My daughter summons an ancient, Herculean force and my grandson surfs a current of a warm, wild, bloody river. He’s wailing. And Santa Claus red. And attached to the placenta still inside his cave home. He is perfect—toes, fingers, a black wig of hair and all the apparatus’ a guy needs to succeed in life. We’re all in tears, especially my daughter who is crying tears of relief and joy. The nurse puts him up to her cheeks and she wraps her arms around her sweet angel and kisses him and kisses him and kisses him.
8:30 a.m., November 28, 2023
My fifth grandchild, Boden Blue Kwok, was born on a sunny, cold day that required gloves, a knit hat, and double layers. I don’t know what else was going on in the world that day except we were all tired, elated—no, ecstatic—that a healthy little boy came into our lives and now we get to spend the rest of our lives getting to know him, love him, and spoil him.
Honestly, I doubt that life could get much better than this. Holding 8-pound, 1-ounce, 20.5 inches long, Boden Blue; Grandma’s boy who has loved him the moment she knew of his existence is now holding our expanding family’s blessing in the flesh.
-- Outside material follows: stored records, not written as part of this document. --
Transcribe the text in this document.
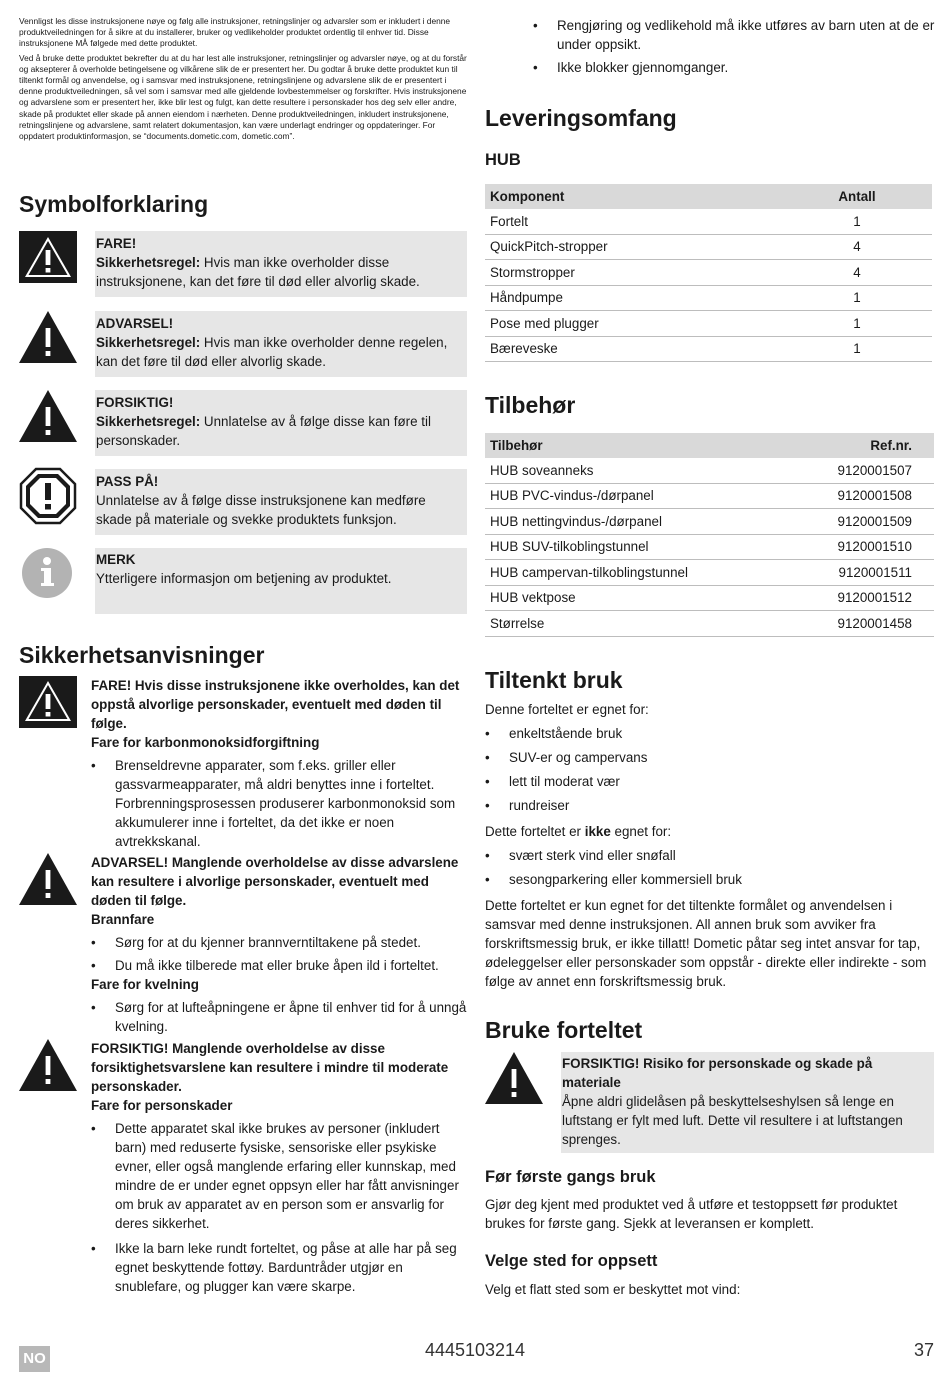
Vennligst les disse instruksjonene nøye og følg alle instruksjoner, retningslinjer og advarsler som er inkludert i denne produktveiledningen for å sikre at du installerer, bruker og vedlikeholder produktet ordentlig til enhver tid. Disse instruksjonene MÅ følgede med dette produktet.

Ved å bruke dette produktet bekrefter du at du har lest alle instruksjoner, retningslinjer og advarsler nøye, og at du forstår og aksepterer å overholde betingelsene og vilkårene slik de er presentert her. Du godtar å bruke dette produktet kun til tiltenkt formål og anvendelse, og i samsvar med instruksjonene, retningslinjene og advarslene slik de er presentert i denne produktveiledningen, så vel som i samsvar med alle gjeldende lovbestemmelser og forskrifter. Hvis instruksjonene og advarslene som er presentert her, ikke blir lest og fulgt, kan dette resultere i personskader hos deg selv eller andre, skade på produktet eller skade på annen eiendom i nærheten. Denne produktveiledningen, inkludert instruksjonene, retningslinjene og advarslene, samt relatert dokumentasjon, kan være underlagt endringer og oppdateringer. For oppdatert produktinformasjon, se “documents.dometic.com, dometic.com”.

Symbolforklaring
FARE!
Sikkerhetsregel: Hvis man ikke overholder disse instruksjonene, kan det føre til død eller alvorlig skade.
ADVARSEL!
Sikkerhetsregel: Hvis man ikke overholder denne regelen, kan det føre til død eller alvorlig skade.
FORSIKTIG!
Sikkerhetsregel: Unnlatelse av å følge disse kan føre til personskader.
PASS PÅ!
Unnlatelse av å følge disse instruksjonene kan medføre skade på materiale og svekke produktets funksjon.
MERK
Ytterligere informasjon om betjening av produktet.
Sikkerhetsanvisninger
FARE! Hvis disse instruksjonene ikke overholdes, kan det oppstå alvorlige personskader, eventuelt med døden til følge.
Fare for karbonmonoksidforgiftning
• Brenseldrevne apparater, som f.eks. griller eller gassvarmeapparater, må aldri benyttes inne i forteltet. Forbrenningsprosessen produserer karbonmonoksid som akkumulerer inne i forteltet, da det ikke er noen avtrekkskanal.
ADVARSEL! Manglende overholdelse av disse advarslene kan resultere i alvorlige personskader, eventuelt med døden til følge.
Brannfare
• Sørg for at du kjenner brannverntiltakene på stedet.
• Du må ikke tilberede mat eller bruke åpen ild i forteltet.
Fare for kvelning
• Sørg for at lufteåpningene er åpne til enhver tid for å unngå kvelning.
FORSIKTIG! Manglende overholdelse av disse forsiktighetsvarslene kan resultere i mindre til moderate personskader.
Fare for personskader
• Dette apparatet skal ikke brukes av personer (inkludert barn) med reduserte fysiske, sensoriske eller psykiske evner, eller også manglende erfaring eller kunnskap, med mindre de er under egnet oppsyn eller har fått anvisninger om bruk av apparatet av en person som er ansvarlig for deres sikkerhet.
• Ikke la barn leke rundt forteltet, og påse at alle har på seg egnet beskyttende fottøy. Barduntråder utgjør en snublefare, og plugger kan være skarpe.
• Rengjøring og vedlikehold må ikke utføres av barn uten at de er under oppsikt.
• Ikke blokker gjennomganger.
Leveringsomfang
HUB
Komponent	Antall
Fortelt	1
QuickPitch-stropper	4
Stormstropper	4
Håndpumpe	1
Pose med plugger	1
Bæreveske	1
Tilbehør
Tilbehør	Ref.nr.
HUB soveanneks	9120001507
HUB PVC-vindus-/dørpanel	9120001508
HUB nettingvindus-/dørpanel	9120001509
HUB SUV-tilkoblingstunnel	9120001510
HUB campervan-tilkoblingstunnel	9120001511
HUB vektpose	9120001512
Størrelse	9120001458
Tiltenkt bruk
Denne forteltet er egnet for:
• enkeltstående bruk
• SUV-er og campervans
• lett til moderat vær
• rundreiser
Dette forteltet er ikke egnet for:
• svært sterk vind eller snøfall
• sesongparkering eller kommersiell bruk
Dette forteltet er kun egnet for det tiltenkte formålet og anvendelsen i samsvar med denne instruksjonen. All annen bruk som avviker fra forskriftsmessig bruk, er ikke tillatt! Dometic påtar seg intet ansvar for tap, ødeleggelser eller personskader som oppstår - direkte eller indirekte - som følge av annet enn forskriftsmessig bruk.
Bruke forteltet
FORSIKTIG! Risiko for personskade og skade på materiale
Åpne aldri glidelåsen på beskyttelseshylsen så lenge en luftstang er fylt med luft. Dette vil resultere i at luftstangen sprenges.
Før første gangs bruk

Gjør deg kjent med produktet ved å utføre et testoppsett før produktet brukes for første gang. Sjekk at leveransen er komplett.

Velge sted for oppsett

Velg et flatt sted som er beskyttet mot vind:

NO	4445103214	37
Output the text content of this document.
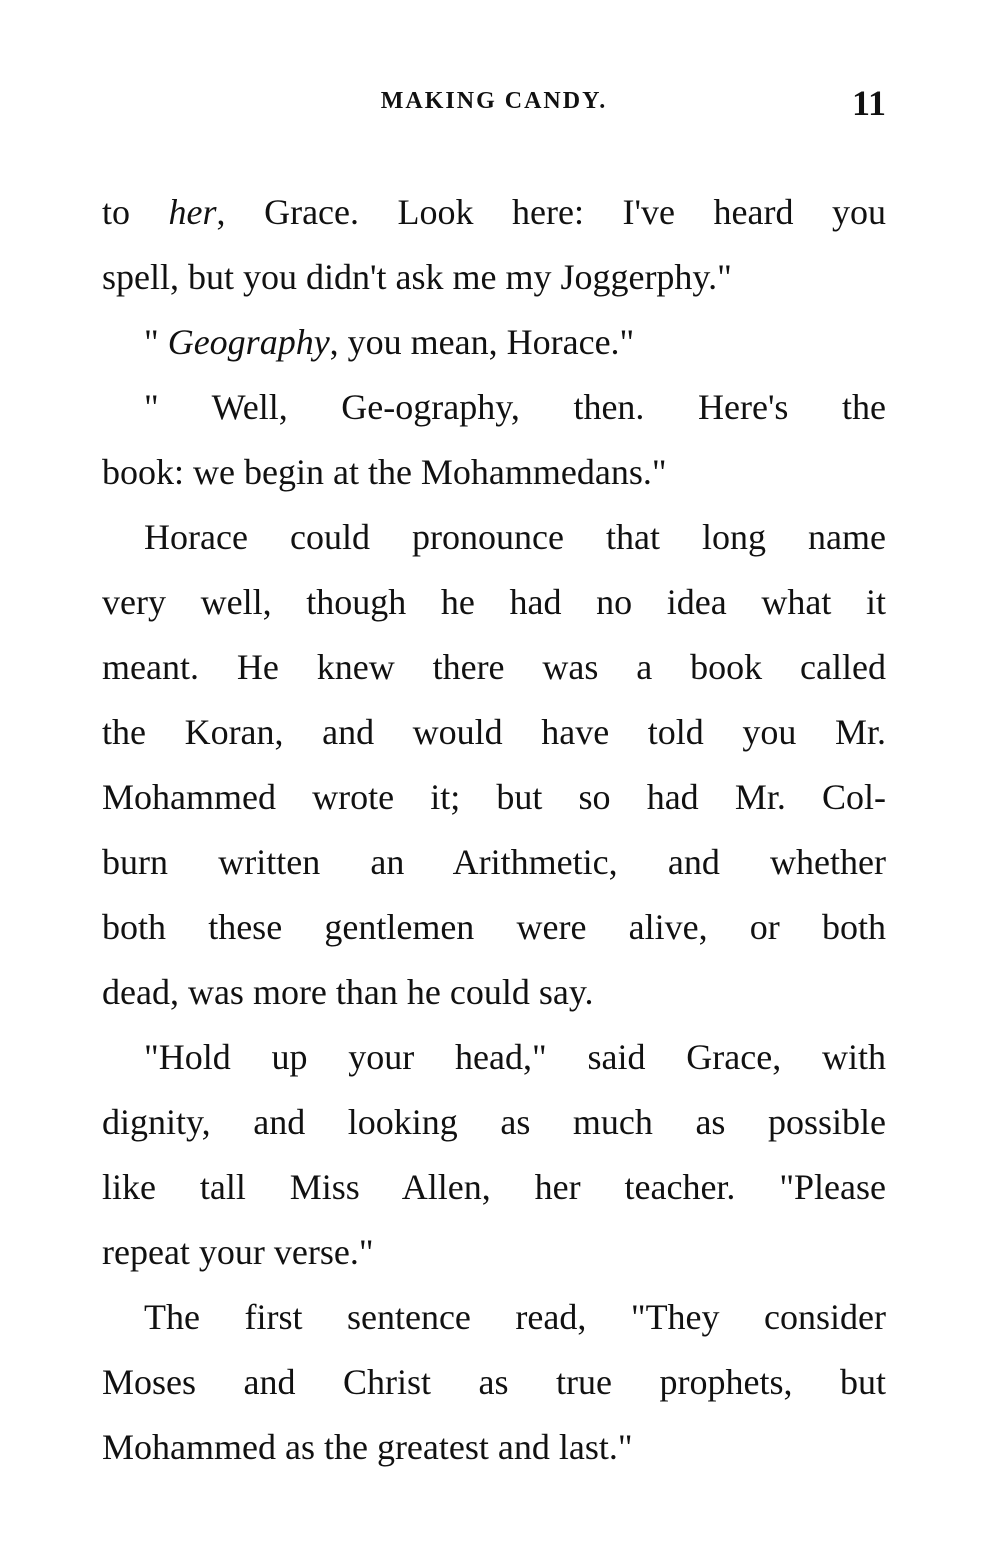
MAKING CANDY.	11
to her, Grace. Look here: I've heard you
spell, but you didn't ask me my Joggerphy."
" Geography, you mean, Horace."
" Well, Ge-ography, then. Here's the
book: we begin at the Mohammedans."
Horace could pronounce that long name
very well, though he had no idea what it
meant. He knew there was a book called
the Koran, and would have told you Mr.
Mohammed wrote it; but so had Mr. Col-
burn written an Arithmetic, and whether
both these gentlemen were alive, or both
dead, was more than he could say.
"Hold up your head," said Grace, with
dignity, and looking as much as possible
like tall Miss Allen, her teacher. "Please
repeat your verse."
The first sentence read, "They consider
Moses and Christ as true prophets, but
Mohammed as the greatest and last."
When people say there are no words, there aren’t. This balloon-in-your-chest buoyant, uplifting, expansive, warm South Seas of unconditional love feeling is brighter than the brightest Christmas star. This feeling of loving forever and beyond, of willingly giving your right and left arm, your legs, your torso, your eyes—your everything—for another soul is what everything—EVERYTHING—is about. To love, through thick and thin, through Life’s Winters and Summers, is The Prescription, The Cure.
While we found Love through the eyes of a child, the Love of a favorite lagoon, the sight of an aging Monarch, the discovery of a curious roadrunner on the porch of your mother’s home, a phone call from an intuitive high school chum who senses you need a friend, are manifestations of Love.
This, of all seasons, whether you celebrate Hanukah, Christmas, Kwanza, the Winter Solstice, Santa, or all or none of the above, is a time to be porous, to see, hear, feel, give, and believe in hope and possibility, knowing that each one of us is loved beyond all understanding, loved by a force mightier than anything we can imagine. But loving a baby, well, that comes pretty damn close.